What Are Directional Tires?
Directional tires have a tread pattern designed to rotate in only one direction. When you look at such tires head on, the lateral voids and channels on the tread all point forward and down. The channels on both sides of the tread will run like two waterfalls joining from opposite sides, like this: ϒ
Directional tires (also called unidirectional) are better for performance cars—and traveling at high speeds—than tires with symmetrical or asymmetrical tread patterns. The tires channel water away efficiently for excellent hydroplaning resistance and deliver sporty performance on dry surfaces.
But directional tires cannot be easily rotated to as many positions on the vehicle. In order to rotate directionals to opposite sides of a vehicle—not just between front and back on the same side—the tires have to be dismounted from the wheels and remounted before being installed.
For this reason, most drivers end up just switching directional tires from front to back on the same side when they get a rotation. This means the tires will wear less evenly and more quickly, and that’s why you may get less mileage.
How to Identify Directional Tires
Most directional tires have a solid center rib, which adds rigidity for high-speed stability. Also, the lateral channels on the tread pattern all point down in a V-shape. Such designs are used on summer or winter tires.
Here’s a comparison between directional, symmetrical and asymmetrical treads.
The most common tread pattern for passenger cars is symmetric. The left and right tread blocks mirror each other, and the grooves and voids point in multiple directions. Both summer and winter tires use this type of pattern.

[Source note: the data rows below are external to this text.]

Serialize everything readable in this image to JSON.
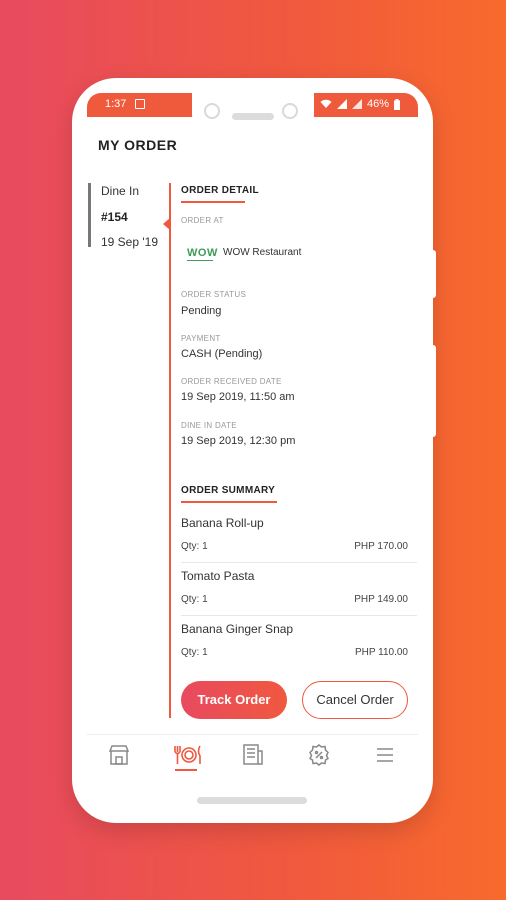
{
  "status_bar": {
    "time": "1:37",
    "battery": "46%"
  },
  "header": {
    "title": "MY ORDER"
  },
  "order_side": {
    "type": "Dine In",
    "number": "#154",
    "date": "19 Sep '19"
  },
  "order_detail": {
    "title": "ORDER DETAIL",
    "order_at_label": "ORDER AT",
    "logo_text": "WOW",
    "restaurant": "WOW Restaurant",
    "status_label": "ORDER STATUS",
    "status_value": "Pending",
    "payment_label": "PAYMENT",
    "payment_value": "CASH (Pending)",
    "received_label": "ORDER RECEIVED DATE",
    "received_value": "19 Sep 2019, 11:50 am",
    "dine_label": "DINE IN DATE",
    "dine_value": "19 Sep 2019, 12:30 pm"
  },
  "order_summary": {
    "title": "ORDER SUMMARY",
    "items": [
      {
        "name": "Banana Roll-up",
        "qty": "Qty: 1",
        "price": "PHP 170.00"
      },
      {
        "name": "Tomato Pasta",
        "qty": "Qty: 1",
        "price": "PHP 149.00"
      },
      {
        "name": "Banana Ginger Snap",
        "qty": "Qty: 1",
        "price": "PHP 110.00"
      }
    ]
  },
  "actions": {
    "track": "Track Order",
    "cancel": "Cancel Order"
  },
  "nav": {
    "items": [
      "store-icon",
      "dining-icon",
      "receipt-icon",
      "promo-icon",
      "menu-icon"
    ],
    "active": "dining-icon"
  },
  "colors": {
    "accent": "#f0583f",
    "gradient_start": "#e84a5f",
    "gradient_end": "#f86a2c",
    "logo_green": "#3f9b57"
  }
}
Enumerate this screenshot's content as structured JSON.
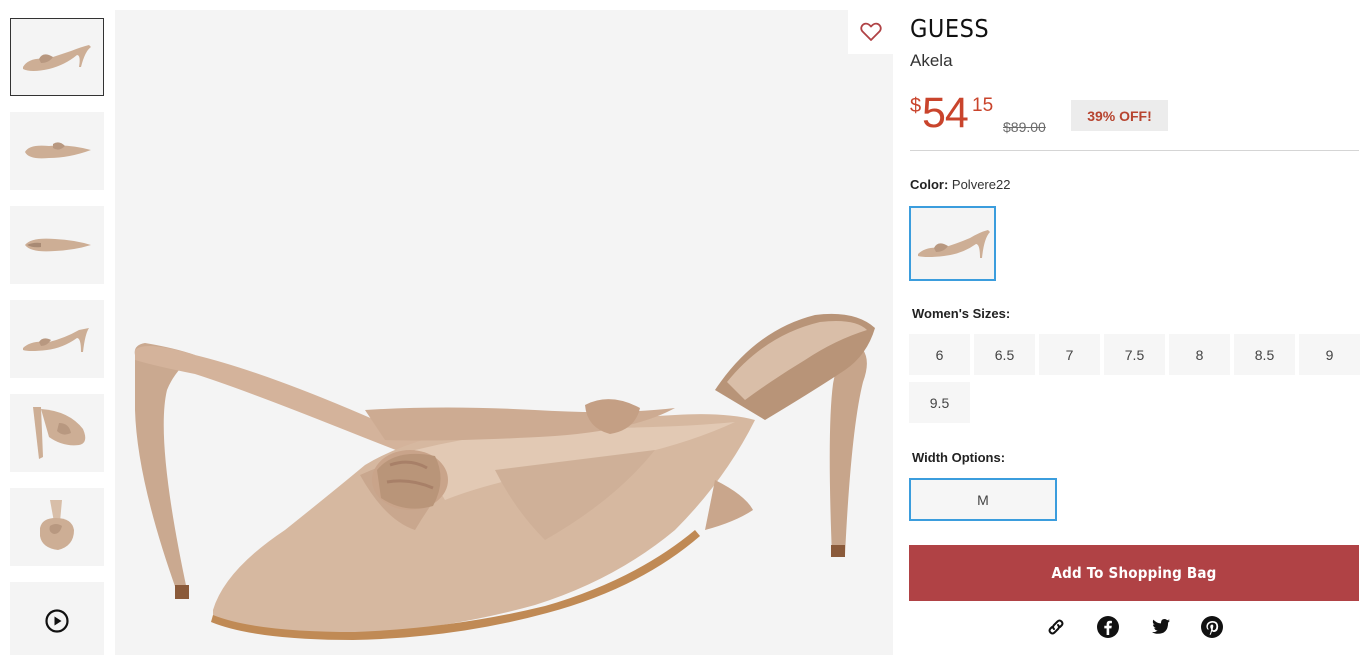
{
  "product": {
    "brand": "GUESS",
    "name": "Akela",
    "price": {
      "currency_symbol": "$",
      "dollars": "54",
      "cents": "15",
      "original": "$89.00",
      "discount": "39% OFF!"
    },
    "color": {
      "label": "Color:",
      "value": "Polvere22"
    },
    "sizes": {
      "label": "Women's Sizes:",
      "options": [
        "6",
        "6.5",
        "7",
        "7.5",
        "8",
        "8.5",
        "9",
        "9.5"
      ]
    },
    "width": {
      "label": "Width Options:",
      "options": [
        "M"
      ],
      "selected": "M"
    },
    "add_to_bag_label": "Add To Shopping Bag"
  },
  "gallery": {
    "thumbnails": [
      "side-view",
      "top-view",
      "sole-view",
      "side-view-2",
      "back-view",
      "front-view",
      "video"
    ],
    "selected_index": 0
  },
  "share": [
    "link-icon",
    "facebook-icon",
    "twitter-icon",
    "pinterest-icon"
  ],
  "colors": {
    "price": "#c9442c",
    "accent_border": "#3b9ddd",
    "add_button": "#b04245",
    "discount_text": "#b7442f"
  }
}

Asymmetric treads combine the above two patterns to offer good grip on dry, wet or snowy roads, making the tread type a better choice for all-season use. The inner side of asymmetric tires often features lateral voids like those found in directionals, while the outer side uses larger tread blocks.
Installing and Rotating
On directional tires, there’s an arrow on the sidewall of the tires when correctly mounted, the arrow points toward the front of the vehicle. If directional tires get mounted backward, you won’t get the hydroplaning resistance and other performance driving benefits the tread is designed for.
Front and rear tires often wear at different rates. It is recommended to rotate standard tires between front and back and crossways to maximize lifetime mileage.
When you have directional tires, you can only easily swap fronts for rears on the same side of the car. If you want to cross tires to opposite sides, you’ll have to go through the time and expense of having the tires taken off the wheels, flipped, remounted on the wheels and swapped.
Pros and Cons
Directional tires provide superior handling in wet conditions or dry. The V-shaped tread allows water to be pushed outward as the tire rotates, evacuating water better than a symmetric tire.
The tires handle better at high speeds. Most race and sports cars run with directional tires.
Directionals can also provide better fuel efficiency since they have less rolling resistance. (But if you’re a spirited driver, faster accelerations and speeds may offset these gains.)
The main downside is cost. The rubber compounds used in these high-performance tires mean a premium price point compared to standard passenger car tires.
Also, directionals typically have shorter tread life. It’s not because the tread is less durable, but rather it’s because tire rotations involve extra labor and cost. Many drivers opt to swap front and rear tires on the same side to avoid the hassle.